I listened to this entire interview of Zadie Smith which addresses her newly appointed position as "New Fiction Editor" to Harper's Magazine:
I listened with some discomfort due to the obtrusive and pointed interviewer, but the voice of this notable woman - Zadie Smith - is encouraging for me and I'm glad to know she'll be reviewing New Books in Harper's Magazine - one of the only magazines I subscribe to.
I may have not posted this interview, since I'm no Zadie Smith aficionado, except that I just also read another writer's summation of women in publishing by way of another magazine, The New Yorker, which features full-essay length reviews, similar to Harper's.

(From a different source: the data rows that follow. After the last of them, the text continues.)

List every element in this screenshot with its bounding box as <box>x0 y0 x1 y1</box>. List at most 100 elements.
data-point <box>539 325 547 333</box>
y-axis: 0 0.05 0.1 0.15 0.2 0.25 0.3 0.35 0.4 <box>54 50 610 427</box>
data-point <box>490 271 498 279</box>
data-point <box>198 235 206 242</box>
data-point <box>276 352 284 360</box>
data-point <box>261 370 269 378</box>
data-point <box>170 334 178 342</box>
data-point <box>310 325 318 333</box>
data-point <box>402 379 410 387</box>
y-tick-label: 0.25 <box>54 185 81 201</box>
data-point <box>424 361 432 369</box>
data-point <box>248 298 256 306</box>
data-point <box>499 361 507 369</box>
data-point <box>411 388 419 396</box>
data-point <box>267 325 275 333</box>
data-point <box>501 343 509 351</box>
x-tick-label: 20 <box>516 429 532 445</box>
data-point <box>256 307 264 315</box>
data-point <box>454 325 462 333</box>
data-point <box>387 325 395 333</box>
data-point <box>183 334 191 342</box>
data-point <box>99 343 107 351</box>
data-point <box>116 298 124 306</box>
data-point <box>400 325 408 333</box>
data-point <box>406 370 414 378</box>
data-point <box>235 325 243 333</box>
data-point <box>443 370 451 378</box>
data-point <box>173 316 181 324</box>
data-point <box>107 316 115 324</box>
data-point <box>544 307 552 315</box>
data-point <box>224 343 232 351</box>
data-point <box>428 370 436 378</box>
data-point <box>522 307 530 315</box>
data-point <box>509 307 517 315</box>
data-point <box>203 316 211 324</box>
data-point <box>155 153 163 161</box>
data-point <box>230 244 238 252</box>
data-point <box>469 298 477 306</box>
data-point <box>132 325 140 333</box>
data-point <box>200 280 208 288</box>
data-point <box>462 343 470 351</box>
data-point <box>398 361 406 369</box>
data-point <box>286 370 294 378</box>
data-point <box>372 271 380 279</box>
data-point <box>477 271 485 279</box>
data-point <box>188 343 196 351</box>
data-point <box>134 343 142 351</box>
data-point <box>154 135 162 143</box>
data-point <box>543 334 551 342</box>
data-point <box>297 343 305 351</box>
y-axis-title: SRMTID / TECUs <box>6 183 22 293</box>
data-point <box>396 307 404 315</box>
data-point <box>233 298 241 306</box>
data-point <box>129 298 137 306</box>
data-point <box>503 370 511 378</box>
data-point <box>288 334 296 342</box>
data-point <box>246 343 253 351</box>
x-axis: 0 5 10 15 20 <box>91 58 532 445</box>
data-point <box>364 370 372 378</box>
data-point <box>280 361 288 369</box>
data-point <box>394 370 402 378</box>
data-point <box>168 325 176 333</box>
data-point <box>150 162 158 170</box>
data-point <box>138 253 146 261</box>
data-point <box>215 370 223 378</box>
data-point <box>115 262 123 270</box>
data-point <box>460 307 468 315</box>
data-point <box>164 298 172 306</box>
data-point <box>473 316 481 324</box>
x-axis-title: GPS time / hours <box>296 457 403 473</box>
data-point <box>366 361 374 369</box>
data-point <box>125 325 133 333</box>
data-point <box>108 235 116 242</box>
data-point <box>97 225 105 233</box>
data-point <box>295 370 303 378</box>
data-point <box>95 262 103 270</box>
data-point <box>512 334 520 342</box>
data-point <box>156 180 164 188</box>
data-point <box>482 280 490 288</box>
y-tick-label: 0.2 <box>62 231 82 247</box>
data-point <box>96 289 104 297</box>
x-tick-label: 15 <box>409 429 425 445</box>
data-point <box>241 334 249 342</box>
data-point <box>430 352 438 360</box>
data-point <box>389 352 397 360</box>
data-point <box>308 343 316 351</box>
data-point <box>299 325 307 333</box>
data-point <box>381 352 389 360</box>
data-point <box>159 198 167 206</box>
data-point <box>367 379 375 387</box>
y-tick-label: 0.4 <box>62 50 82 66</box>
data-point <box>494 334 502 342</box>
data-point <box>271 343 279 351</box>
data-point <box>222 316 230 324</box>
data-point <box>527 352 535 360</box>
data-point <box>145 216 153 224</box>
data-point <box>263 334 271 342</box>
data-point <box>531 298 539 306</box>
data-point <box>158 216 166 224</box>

What this article brings forth is primarily how the magazine lacks women in editorial positions and how the disparity is not easy to dismiss:
I haven't done a full analysis of the editorial staff of Harper's, so this comment is not to draw comparisons between the two magazines, but instead, I wanted to briefly post these two links for the sake of an interesting dilemma in the world of fiction writing and publishing which is namely - sexism.
Along these lines, it should come as no surprise that I've decided to take an Emily Dickinson class this semester, and I was very interested to discover her ambivalence toward publishing, due to its inherent limitations which include patriarchy and 'contemporary American taste' which a different, though related, dilemma altogether.
(Unfortunately, I felt that the above-mentioned blog-article regarding The New Yorker pandered in both form and content to what is known as 'contemporary American taste'.)
Thankfully, Emily Dickinson transcended both dilemmas in her own way, through private correspondence as a means to make her writing public and by etching freedom behind closed doors - as the story goes.